2. Les malheurs du temps présent
Il disparaît au moment ou l'Islām change de maîtres, à l'aurore de l'hégémonie turque : en 1055, Tugrilbeg installe à Bagdad, dans l'ombre du calife, un véritable pouvoir de fait qui va réunifier, sous la bannière de l'islām « orthodoxe » ou sunnite, une bonne partie de ses territoires alors au bord de l'anarchie. Mais, de ce sursaut de l'Islām, Abū l-‘Alā' n'aura connu que les veilles sanglantes, les convulsions d'une histoire dont le spectacle, ajouté à ses propres malheurs, aura nourri son pessimisme. Princes ḥamdānides d'Alep, bédouins du désert, Būyides protecteurs du calife de Bagdad, sans oublier le califat rival, celui des Fāṭimides du Caire, tous ces pouvoirs font de la Syrie du xe siècle finissant le malheureux champ clos d'ambitions rivales qui confirment la décadence générale du pouvoir politique, affaiblissent l'autorité musulmane et favorisent les entreprises de l'étranger : Byzance maintient sur ces régions une pression très forte.
C'est dans ce contexte de désastres, personnels et collectifs, que s'élabore la production d'Abū l-‘Alā' : œuvre difficile, fondamentalement celle d'un poète doublé d'un érudit, chargée de symboles et de mots rares, elle ne prétend pas ériger un corps de doctrine, structuré comme tel, mais livre une pensée en train de se faire et de se dire. Les sursauts, les retours sur soi-même, les contradictions aussi, sont le prix d'une lecture vers à vers. Mais l'analyse globale restitue heureusement à cette pensée son unité essentielle et son originalité, si fermes, si tranchées que la civilisation à laquelle elle appartient a parfois refusé de s'y reconnaître.
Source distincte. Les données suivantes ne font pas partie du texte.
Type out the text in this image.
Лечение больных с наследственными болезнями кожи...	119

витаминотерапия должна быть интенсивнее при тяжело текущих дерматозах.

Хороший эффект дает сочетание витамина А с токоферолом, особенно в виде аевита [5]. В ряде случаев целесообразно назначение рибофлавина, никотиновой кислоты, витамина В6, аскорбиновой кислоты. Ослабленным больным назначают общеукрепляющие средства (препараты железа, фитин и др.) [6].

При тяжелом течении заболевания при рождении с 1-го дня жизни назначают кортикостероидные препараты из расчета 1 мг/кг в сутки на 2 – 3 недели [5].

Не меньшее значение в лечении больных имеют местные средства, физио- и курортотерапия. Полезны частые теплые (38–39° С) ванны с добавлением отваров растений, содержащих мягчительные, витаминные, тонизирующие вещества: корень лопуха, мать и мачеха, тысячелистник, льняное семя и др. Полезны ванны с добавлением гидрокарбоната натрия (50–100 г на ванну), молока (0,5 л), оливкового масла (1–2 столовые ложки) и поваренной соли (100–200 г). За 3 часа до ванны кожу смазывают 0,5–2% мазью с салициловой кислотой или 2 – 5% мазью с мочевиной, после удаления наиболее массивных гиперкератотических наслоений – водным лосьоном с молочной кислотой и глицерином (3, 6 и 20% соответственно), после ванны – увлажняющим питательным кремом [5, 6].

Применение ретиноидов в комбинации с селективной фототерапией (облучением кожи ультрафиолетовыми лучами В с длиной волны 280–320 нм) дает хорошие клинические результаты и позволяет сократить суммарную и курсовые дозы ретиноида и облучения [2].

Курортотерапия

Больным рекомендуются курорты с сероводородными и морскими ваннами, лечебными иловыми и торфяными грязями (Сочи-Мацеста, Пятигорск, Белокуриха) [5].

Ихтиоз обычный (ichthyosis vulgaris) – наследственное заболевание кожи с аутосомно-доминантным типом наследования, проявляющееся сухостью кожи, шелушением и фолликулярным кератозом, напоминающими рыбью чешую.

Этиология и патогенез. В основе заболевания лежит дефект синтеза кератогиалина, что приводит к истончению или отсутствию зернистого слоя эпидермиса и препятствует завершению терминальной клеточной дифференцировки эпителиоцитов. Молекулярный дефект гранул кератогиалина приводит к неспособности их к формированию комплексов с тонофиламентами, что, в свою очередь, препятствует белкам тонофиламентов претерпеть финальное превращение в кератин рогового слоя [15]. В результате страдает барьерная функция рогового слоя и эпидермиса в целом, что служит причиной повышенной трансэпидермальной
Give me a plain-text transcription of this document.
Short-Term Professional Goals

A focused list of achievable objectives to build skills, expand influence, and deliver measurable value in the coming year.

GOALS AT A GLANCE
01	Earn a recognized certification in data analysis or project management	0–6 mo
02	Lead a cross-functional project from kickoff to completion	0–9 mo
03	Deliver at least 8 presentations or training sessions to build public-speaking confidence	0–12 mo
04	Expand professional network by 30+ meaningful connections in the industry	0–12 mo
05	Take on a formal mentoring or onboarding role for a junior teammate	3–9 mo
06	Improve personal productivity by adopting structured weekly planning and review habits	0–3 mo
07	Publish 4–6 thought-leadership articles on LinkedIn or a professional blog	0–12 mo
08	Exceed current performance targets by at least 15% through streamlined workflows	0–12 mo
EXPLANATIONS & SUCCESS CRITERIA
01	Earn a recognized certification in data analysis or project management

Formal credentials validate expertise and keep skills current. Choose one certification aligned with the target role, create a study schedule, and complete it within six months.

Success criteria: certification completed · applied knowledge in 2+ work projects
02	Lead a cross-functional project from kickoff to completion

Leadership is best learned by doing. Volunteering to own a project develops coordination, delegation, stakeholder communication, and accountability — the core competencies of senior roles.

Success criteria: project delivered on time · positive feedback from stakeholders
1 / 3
L'orgueilleuse solitude d'Abū l-‘Alā' n'est souvent rien d'autre, dans le fond, que la première, la plus immédiate des manifestations de son pessimisme. C'est la déploration sur la folie des hommes qui appelle la volonté hautaine de n'être pas comme eux :
Les hommes ont beau différer de caractère et de conduite, la perversion de leur nature est partout égale.